Le 23 février, l'équipe Frontier Evals d'OpenAI a publié un post expliquant pourquoi elle avait cessé de rapporter les scores SWE-bench Verified. L'audit a trouvé que 59,4 % des cas de test les plus durs du benchmark ont des défauts fondamentaux — des tests qui demandent des noms de fonction exacts non mentionnés dans les énoncés du problème, ou qui vérifient un comportement non relié. Plus accablant : chaque modèle frontière majeur testé — GPT-5.2, Claude Opus 4.5, Gemini 3 Flash — pouvait reproduire les solutions gold-patch verbatim de mémoire en utilisant seulement le task ID. La conclusion d'OpenAI était directe : « Les améliorations sur SWE-bench Verified ne reflètent plus des améliorations significatives dans les capacités de développement logiciel des modèles dans le monde réel ». Ils recommandent SWE-bench Pro à la place. Trois mois plus tard, le reste de l'industrie des agents de code se classe encore sur le bench contaminé.
Les chiffres haut-de-table actuellement publiés c'est : Claude Code sur Opus 4.7 à 87,6 %, OpenAI Codex sur GPT-5.5 à environ 88,7 % (tracker tiers ; OpenAI lui-même ne s'auto-rapporte pas), Gemini CLI à 80,6 %, OpenHands à 72 %, Augment Code à 70,6 % auto-rapporté sur son propre harness, Cursor autour de 51,7 % en défauts, GitHub Copilot autour de 56 %. Sur SWE-bench Pro — l'alternative qu'OpenAI recommande maintenant — les mêmes modèles s'assoient beaucoup plus bas : Claude Opus 4.7 à 64,3 %, GPT-5.5 à 58,6 %. Terminal-Bench 2.0 c'est l'autre benchmark qui est resté crédible : Codex à 82,7 %, Claude Code à 69,4 %, Gemini CLI à 68,5 %. L'écart entre les deux familles de benchmarks c'est en soi le signal : quand les scores d'un eval compressent les modèles contre le plafond et qu'un autre eval écarte les scores, le deuxième fait le travail de discrimination.

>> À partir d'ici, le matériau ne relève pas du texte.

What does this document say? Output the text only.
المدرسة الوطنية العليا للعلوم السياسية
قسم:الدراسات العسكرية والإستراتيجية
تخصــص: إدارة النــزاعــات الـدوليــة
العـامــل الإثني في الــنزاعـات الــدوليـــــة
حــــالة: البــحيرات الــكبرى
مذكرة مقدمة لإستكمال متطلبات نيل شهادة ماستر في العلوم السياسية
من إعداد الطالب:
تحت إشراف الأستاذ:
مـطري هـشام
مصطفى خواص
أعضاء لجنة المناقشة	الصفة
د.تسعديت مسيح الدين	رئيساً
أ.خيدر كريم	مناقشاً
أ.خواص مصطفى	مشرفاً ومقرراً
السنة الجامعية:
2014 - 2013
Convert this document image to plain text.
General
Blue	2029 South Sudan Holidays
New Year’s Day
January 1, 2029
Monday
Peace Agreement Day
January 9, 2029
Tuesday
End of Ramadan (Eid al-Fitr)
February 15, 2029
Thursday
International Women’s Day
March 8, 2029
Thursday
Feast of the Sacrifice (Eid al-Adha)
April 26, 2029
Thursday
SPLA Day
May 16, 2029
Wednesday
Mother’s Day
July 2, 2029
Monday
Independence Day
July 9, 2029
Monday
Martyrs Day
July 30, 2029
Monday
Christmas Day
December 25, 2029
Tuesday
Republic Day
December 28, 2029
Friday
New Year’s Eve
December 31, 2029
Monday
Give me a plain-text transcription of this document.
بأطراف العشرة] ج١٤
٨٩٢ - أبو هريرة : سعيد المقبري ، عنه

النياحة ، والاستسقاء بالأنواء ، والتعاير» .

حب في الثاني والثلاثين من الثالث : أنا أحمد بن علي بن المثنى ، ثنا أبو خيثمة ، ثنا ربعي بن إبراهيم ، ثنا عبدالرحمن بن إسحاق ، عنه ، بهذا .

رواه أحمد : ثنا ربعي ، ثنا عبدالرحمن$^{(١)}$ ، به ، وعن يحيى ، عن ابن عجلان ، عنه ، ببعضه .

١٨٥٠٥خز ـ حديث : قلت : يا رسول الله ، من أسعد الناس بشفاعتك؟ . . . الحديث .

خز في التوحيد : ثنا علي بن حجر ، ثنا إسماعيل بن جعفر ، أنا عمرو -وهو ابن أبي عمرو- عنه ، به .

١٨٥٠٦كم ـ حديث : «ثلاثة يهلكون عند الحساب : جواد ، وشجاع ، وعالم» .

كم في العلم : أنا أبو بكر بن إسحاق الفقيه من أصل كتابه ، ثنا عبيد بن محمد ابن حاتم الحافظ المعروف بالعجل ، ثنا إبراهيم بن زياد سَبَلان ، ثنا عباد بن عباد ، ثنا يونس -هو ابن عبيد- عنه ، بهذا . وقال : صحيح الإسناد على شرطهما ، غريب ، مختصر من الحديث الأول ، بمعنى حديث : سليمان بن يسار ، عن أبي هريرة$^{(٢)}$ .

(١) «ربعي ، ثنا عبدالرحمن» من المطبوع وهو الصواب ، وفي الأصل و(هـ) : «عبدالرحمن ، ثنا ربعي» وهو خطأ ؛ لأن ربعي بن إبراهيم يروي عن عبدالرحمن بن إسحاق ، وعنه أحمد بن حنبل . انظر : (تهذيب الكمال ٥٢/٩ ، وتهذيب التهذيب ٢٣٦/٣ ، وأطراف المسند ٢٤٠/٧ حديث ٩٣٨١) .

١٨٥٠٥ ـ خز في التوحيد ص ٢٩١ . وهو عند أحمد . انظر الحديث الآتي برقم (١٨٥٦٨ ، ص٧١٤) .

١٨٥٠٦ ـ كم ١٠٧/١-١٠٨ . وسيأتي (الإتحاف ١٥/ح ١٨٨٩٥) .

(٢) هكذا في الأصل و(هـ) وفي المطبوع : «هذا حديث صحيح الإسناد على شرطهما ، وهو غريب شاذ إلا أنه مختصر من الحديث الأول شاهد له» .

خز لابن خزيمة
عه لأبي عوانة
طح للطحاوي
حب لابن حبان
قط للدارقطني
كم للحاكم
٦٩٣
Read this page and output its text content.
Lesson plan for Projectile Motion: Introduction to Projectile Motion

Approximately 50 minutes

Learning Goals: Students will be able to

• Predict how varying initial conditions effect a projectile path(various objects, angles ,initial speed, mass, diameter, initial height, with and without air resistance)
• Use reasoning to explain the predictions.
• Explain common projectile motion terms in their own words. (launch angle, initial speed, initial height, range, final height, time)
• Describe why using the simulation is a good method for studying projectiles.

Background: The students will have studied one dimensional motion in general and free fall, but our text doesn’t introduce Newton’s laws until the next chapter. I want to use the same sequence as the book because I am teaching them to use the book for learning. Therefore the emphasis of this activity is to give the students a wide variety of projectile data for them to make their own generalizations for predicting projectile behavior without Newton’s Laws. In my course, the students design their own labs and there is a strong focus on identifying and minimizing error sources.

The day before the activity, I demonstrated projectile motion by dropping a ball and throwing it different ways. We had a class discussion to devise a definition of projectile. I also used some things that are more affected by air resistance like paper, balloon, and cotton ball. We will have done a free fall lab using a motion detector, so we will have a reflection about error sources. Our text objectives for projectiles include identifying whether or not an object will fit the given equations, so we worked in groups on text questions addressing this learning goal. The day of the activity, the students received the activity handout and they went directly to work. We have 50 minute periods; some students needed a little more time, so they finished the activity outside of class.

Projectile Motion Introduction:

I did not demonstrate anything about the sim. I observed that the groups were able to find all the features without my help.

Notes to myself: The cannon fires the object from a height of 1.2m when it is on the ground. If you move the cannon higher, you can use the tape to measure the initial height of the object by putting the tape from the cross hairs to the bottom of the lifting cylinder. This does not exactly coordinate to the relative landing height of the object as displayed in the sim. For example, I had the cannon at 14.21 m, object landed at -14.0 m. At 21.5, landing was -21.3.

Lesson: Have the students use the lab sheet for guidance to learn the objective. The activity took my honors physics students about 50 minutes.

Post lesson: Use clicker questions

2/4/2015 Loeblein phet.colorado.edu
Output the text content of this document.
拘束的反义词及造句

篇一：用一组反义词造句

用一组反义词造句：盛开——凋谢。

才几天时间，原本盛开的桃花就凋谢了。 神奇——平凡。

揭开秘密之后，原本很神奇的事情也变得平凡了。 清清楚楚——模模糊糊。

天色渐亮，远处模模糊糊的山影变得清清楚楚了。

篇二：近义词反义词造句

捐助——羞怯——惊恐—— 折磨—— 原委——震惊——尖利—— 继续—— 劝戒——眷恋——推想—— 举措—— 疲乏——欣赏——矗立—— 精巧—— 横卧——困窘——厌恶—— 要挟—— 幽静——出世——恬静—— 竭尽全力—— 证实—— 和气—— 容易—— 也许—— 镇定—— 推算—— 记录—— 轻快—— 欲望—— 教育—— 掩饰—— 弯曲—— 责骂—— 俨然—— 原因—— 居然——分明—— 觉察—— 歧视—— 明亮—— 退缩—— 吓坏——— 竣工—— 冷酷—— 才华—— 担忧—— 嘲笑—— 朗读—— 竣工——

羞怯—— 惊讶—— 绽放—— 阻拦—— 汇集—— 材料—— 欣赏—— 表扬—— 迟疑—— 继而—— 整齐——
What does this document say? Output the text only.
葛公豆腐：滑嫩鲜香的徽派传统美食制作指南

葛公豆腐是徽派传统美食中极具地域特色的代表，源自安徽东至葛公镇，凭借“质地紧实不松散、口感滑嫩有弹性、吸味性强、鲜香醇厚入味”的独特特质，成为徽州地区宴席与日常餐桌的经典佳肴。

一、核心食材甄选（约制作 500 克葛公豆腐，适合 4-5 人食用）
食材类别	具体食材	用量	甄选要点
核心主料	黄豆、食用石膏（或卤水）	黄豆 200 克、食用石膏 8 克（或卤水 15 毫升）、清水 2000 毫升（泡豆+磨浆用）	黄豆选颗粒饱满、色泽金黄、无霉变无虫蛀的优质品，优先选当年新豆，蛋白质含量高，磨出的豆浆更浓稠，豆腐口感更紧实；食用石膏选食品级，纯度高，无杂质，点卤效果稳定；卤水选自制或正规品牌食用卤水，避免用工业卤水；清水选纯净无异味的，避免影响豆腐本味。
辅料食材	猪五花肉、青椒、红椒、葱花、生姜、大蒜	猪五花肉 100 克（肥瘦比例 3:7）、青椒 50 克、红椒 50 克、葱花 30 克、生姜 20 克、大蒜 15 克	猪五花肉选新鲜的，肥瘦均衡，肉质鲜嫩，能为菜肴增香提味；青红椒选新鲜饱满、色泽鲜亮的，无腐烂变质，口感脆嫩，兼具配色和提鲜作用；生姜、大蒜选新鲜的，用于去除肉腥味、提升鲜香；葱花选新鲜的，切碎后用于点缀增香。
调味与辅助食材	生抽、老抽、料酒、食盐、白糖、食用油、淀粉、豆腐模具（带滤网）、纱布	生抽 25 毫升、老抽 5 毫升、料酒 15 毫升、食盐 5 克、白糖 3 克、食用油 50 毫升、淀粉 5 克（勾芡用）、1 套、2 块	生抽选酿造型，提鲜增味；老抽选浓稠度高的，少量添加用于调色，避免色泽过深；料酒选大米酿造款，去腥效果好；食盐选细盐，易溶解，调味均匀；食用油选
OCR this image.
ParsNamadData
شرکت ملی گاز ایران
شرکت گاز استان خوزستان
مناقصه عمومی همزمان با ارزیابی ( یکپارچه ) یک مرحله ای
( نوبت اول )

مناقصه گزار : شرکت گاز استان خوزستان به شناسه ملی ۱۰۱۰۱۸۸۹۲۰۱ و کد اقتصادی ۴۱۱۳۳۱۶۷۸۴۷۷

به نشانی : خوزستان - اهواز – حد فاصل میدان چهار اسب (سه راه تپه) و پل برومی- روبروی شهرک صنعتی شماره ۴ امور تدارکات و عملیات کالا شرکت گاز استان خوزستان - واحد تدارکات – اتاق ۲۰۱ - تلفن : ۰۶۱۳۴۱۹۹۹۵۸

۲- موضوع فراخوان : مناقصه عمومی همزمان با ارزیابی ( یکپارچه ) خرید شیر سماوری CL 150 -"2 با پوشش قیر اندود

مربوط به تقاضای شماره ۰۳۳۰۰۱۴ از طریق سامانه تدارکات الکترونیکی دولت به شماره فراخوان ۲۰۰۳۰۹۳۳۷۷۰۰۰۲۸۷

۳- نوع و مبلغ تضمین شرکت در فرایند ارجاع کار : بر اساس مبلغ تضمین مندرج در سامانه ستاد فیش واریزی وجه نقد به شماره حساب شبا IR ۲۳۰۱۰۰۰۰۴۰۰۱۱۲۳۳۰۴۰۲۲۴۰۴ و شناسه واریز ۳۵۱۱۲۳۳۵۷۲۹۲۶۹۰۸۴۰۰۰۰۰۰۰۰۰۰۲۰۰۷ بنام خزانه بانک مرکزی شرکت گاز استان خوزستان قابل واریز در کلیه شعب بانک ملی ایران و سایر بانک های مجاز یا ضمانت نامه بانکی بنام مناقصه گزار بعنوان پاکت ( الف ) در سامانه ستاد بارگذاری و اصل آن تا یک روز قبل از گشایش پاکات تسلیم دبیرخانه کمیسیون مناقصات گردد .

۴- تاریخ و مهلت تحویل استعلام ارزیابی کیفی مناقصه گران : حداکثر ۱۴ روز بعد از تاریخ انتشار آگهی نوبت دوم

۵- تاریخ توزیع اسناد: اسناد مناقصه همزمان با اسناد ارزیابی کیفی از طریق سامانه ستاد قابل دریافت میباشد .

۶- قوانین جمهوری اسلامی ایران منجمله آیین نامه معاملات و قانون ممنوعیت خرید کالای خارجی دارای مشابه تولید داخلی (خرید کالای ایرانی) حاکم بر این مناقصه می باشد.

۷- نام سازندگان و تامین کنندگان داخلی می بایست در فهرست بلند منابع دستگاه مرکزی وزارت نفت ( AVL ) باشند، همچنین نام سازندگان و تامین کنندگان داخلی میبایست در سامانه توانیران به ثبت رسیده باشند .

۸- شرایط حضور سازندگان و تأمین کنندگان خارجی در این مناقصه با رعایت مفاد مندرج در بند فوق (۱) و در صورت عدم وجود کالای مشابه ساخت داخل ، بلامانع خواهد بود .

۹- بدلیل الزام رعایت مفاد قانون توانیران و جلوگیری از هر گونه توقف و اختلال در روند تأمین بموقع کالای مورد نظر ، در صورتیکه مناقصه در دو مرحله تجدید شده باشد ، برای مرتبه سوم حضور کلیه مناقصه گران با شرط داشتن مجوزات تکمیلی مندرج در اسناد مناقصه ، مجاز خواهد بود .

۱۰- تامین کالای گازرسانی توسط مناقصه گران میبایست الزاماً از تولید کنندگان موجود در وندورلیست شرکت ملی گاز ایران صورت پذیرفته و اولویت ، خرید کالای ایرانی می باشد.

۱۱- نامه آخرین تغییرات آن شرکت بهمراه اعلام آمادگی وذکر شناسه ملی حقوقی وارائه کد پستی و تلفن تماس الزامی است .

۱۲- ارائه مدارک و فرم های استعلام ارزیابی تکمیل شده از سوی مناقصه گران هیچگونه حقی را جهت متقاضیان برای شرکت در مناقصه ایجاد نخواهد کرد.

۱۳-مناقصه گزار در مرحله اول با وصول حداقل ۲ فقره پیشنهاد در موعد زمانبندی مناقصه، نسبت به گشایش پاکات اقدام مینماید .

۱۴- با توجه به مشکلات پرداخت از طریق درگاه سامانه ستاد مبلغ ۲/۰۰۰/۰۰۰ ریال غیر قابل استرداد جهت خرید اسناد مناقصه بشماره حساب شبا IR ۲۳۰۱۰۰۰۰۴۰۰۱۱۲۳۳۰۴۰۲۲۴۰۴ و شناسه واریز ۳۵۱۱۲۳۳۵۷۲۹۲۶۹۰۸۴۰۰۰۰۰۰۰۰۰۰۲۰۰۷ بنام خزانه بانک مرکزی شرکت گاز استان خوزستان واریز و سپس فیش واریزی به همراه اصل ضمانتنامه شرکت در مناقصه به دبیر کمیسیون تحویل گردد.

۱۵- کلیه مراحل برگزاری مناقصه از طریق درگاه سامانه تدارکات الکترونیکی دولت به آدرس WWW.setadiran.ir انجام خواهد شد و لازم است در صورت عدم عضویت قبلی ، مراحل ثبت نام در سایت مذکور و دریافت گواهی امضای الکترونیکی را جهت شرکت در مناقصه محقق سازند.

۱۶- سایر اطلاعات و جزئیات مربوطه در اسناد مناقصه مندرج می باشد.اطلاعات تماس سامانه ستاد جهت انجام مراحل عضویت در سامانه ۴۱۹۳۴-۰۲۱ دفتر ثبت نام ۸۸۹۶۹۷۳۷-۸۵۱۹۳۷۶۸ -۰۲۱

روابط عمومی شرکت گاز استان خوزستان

Le problème plus profond c'est l'écart entre le benchmark-maximisant et le productivity-maximisant. Le scaffolding d'agent seul produit environ ±17 problèmes de variance sur les mêmes modèles, ce qui veut dire que les choix de harness peuvent dominer le choix de modèle sur n'importe quel run donné. Aucun des classements publics ne vient avec une spécification de harness publiée, donc les comparaisons apples-to-apples à travers les vendors ne sont pas vraiment roulées — seulement apples-vs-les-chiffres-propres-de-chaque-vendor. L'implication pratique pour les builders c'est que la bonne comparaison n'est pas « quel agent mène SWE-bench Verified » mais « quel agent résout mes tâches sur ma codebase avec mon CI et mes conventions de style ». La méthode empirique qui marche c'est de rouler 50 à 100 tâches de ton vrai backlog contre deux ou trois candidats et mesurer les outcomes plutôt que les scores.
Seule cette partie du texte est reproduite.